According to WHO, migraine sufferers have a reduced capacity for social and work activity and depression is three times more common in people with migraine or severe headaches than in healthy individuals. Those who suffer regularly with migraine attacks are well used to being on high alert for early warning signs such as light sensitivity (photophobia), sound sensitivity (sonophobia) or loss of vision, yet studies show that taking care over a menu could be much more effective.

The causes of migraines remain relative obscure, but a simple, cheap nutritional treatment has been proven to reduce both the intensity and frequency of migraine headaches by at least 50 per cent. This migraine sufferer's welcome support comes in the form of vitamin B2, a water-soluble vitamin otherwise known as riboflavin, which is known to improve cellular energy production. B2's role in the migraine conundrum is to shore up the deficit of mitochondrial energy that plays a role in development of migraines.
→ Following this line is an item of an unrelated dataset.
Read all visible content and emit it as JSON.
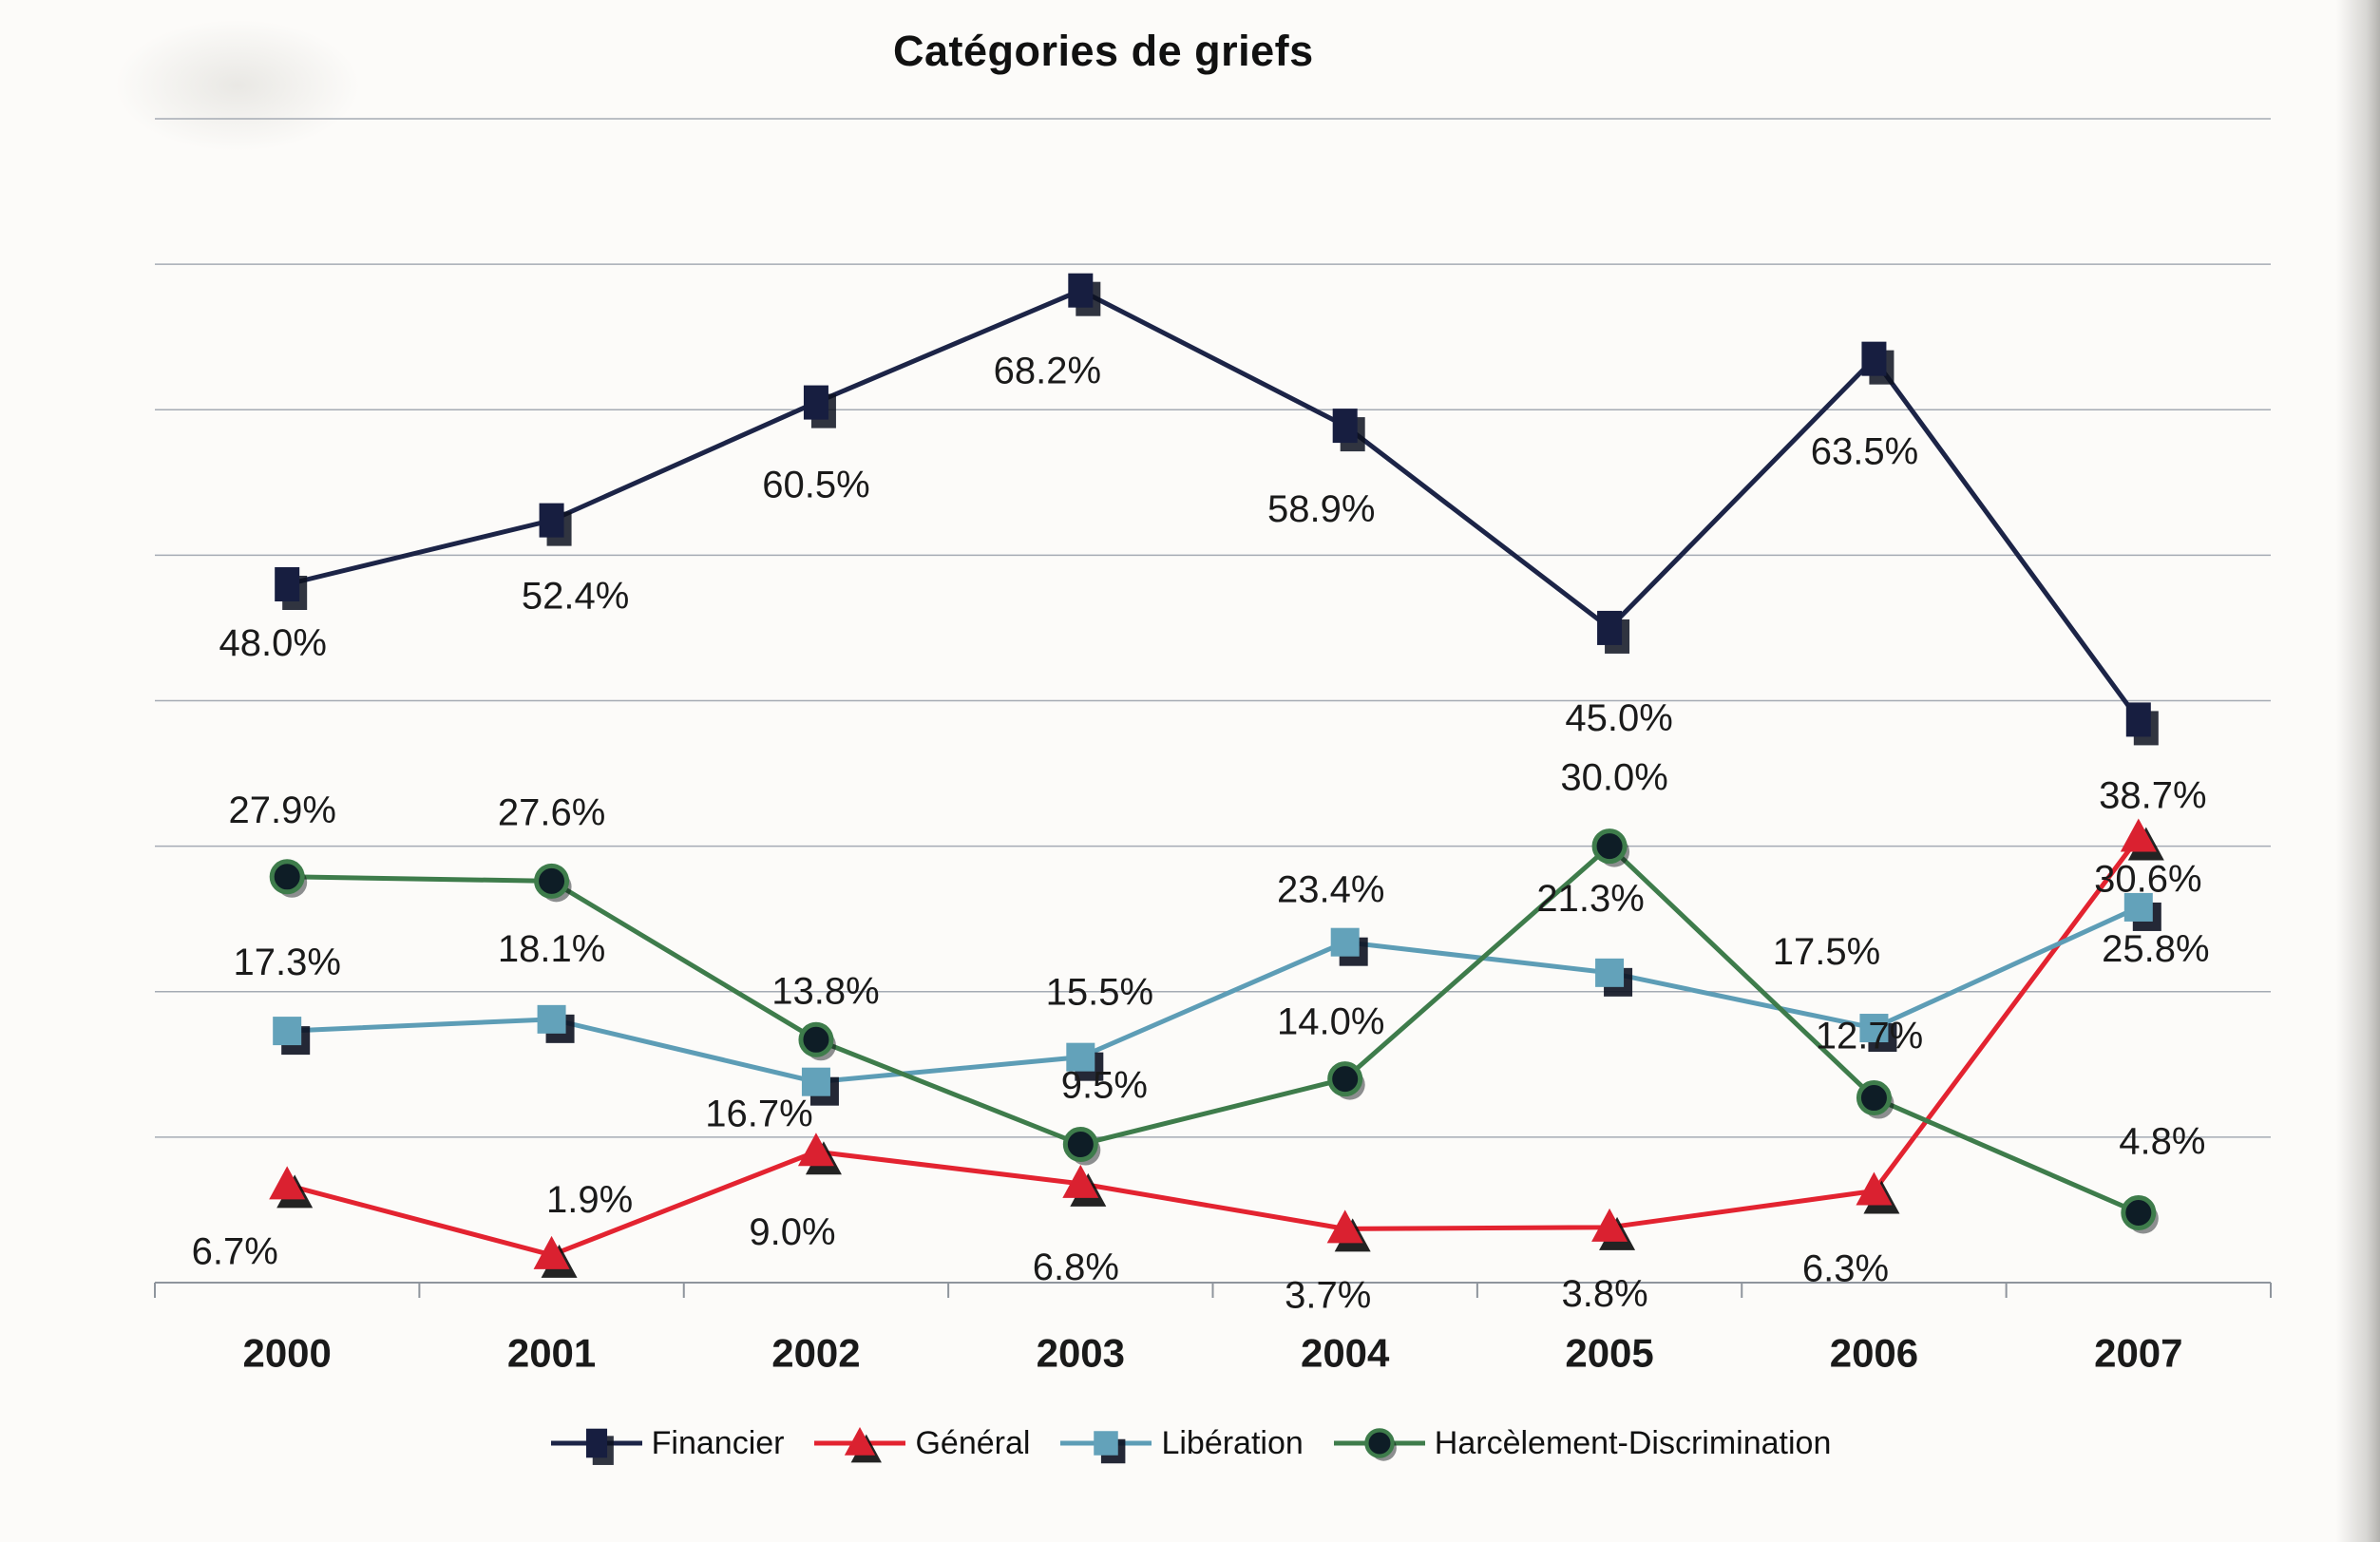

In a three-month trial published by the periodical Neurology, 55 patients with migraine headaches were given either riboflavin or a placebo. Riboflavin was superior to placebo in reducing attack frequency and headache days. Only 15 per cent of the subjects taking a placebo improved, but 59 per cent of the riboflavin group experienced at least a 50 per cent improvement. Riboflavin, like many of the other B vitamins, is found in tasty and readily available health foods such as wheatgerm and bee pollen, both of which can be taken by the teaspoon or sprinkled on food.

Like riboflavin, coenzyme Q10 improves mitochondrial energy metabolism and has also produced similarly good results in migraine sufferers in double blind, randomised, placebo-controlled trials. The downside is that the effects appear to take up to three months to take hold. It's important for those prone to headaches to pay attention to their whole diet, not just supplements. The fact is a romantic meal, complete with cheese board and a cup of java, is likely to kick off a number of triggers before the night is out.
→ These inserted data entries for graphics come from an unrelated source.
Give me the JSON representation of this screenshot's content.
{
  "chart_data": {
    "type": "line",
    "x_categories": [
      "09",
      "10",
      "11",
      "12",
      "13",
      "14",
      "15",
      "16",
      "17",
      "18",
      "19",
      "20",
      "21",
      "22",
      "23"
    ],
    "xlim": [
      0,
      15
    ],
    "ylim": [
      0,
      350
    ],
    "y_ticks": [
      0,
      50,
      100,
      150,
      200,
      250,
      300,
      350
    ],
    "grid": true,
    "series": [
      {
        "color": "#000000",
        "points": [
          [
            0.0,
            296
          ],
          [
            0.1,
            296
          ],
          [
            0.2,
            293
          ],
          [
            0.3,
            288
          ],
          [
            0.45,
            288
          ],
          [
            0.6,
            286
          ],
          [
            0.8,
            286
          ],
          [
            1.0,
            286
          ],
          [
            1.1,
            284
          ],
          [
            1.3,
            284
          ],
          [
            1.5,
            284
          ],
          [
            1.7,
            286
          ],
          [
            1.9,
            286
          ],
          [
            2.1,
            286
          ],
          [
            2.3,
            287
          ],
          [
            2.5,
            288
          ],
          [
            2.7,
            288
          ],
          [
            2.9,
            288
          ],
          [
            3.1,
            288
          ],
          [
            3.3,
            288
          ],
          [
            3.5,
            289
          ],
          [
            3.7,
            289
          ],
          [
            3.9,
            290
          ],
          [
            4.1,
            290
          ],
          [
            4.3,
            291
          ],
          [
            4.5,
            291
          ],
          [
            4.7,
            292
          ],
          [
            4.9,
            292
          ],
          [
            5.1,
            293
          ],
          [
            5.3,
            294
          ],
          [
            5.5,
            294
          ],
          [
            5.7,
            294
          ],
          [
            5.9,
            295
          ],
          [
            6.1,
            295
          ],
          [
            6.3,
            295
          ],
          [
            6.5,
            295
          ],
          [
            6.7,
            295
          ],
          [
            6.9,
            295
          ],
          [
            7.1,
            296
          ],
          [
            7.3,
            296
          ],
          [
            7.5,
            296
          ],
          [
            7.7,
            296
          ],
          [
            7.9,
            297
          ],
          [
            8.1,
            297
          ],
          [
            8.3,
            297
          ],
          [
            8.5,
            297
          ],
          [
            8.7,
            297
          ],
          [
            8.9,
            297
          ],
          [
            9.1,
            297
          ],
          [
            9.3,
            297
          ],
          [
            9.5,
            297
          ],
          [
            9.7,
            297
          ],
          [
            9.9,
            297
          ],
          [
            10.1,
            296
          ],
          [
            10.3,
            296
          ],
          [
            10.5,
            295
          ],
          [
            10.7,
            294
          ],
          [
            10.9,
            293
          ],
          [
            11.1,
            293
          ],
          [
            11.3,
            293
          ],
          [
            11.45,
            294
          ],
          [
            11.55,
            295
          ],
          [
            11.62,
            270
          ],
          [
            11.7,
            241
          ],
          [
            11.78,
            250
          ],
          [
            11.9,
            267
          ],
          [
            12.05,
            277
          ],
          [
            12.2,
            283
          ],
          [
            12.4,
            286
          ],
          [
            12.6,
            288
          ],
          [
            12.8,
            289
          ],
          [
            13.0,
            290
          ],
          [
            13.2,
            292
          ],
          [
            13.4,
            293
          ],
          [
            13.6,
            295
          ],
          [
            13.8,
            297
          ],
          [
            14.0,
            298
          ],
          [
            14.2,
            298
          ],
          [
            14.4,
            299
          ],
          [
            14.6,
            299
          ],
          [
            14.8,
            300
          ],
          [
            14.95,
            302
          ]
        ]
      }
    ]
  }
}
Orange cheeses containing tyramine (eg cheddar cheese), preservatives, monosodium glutamate and peanuts are only a few of the many common known precipitants of migraines. A food diary can help determine which of these applies or a straightforward food allergy test can help to clarify things. End a meal with caffeine and you'll ignite a true love/hate relationship. Although caffeine can actually abort an existing migraine in the long-term, regular caffeine can aggravate the chronic headache problem. A gradual reduction in caffeine consumption is always preferable to going cold turkey since - yes, you've guessed it - that can cause a headache too.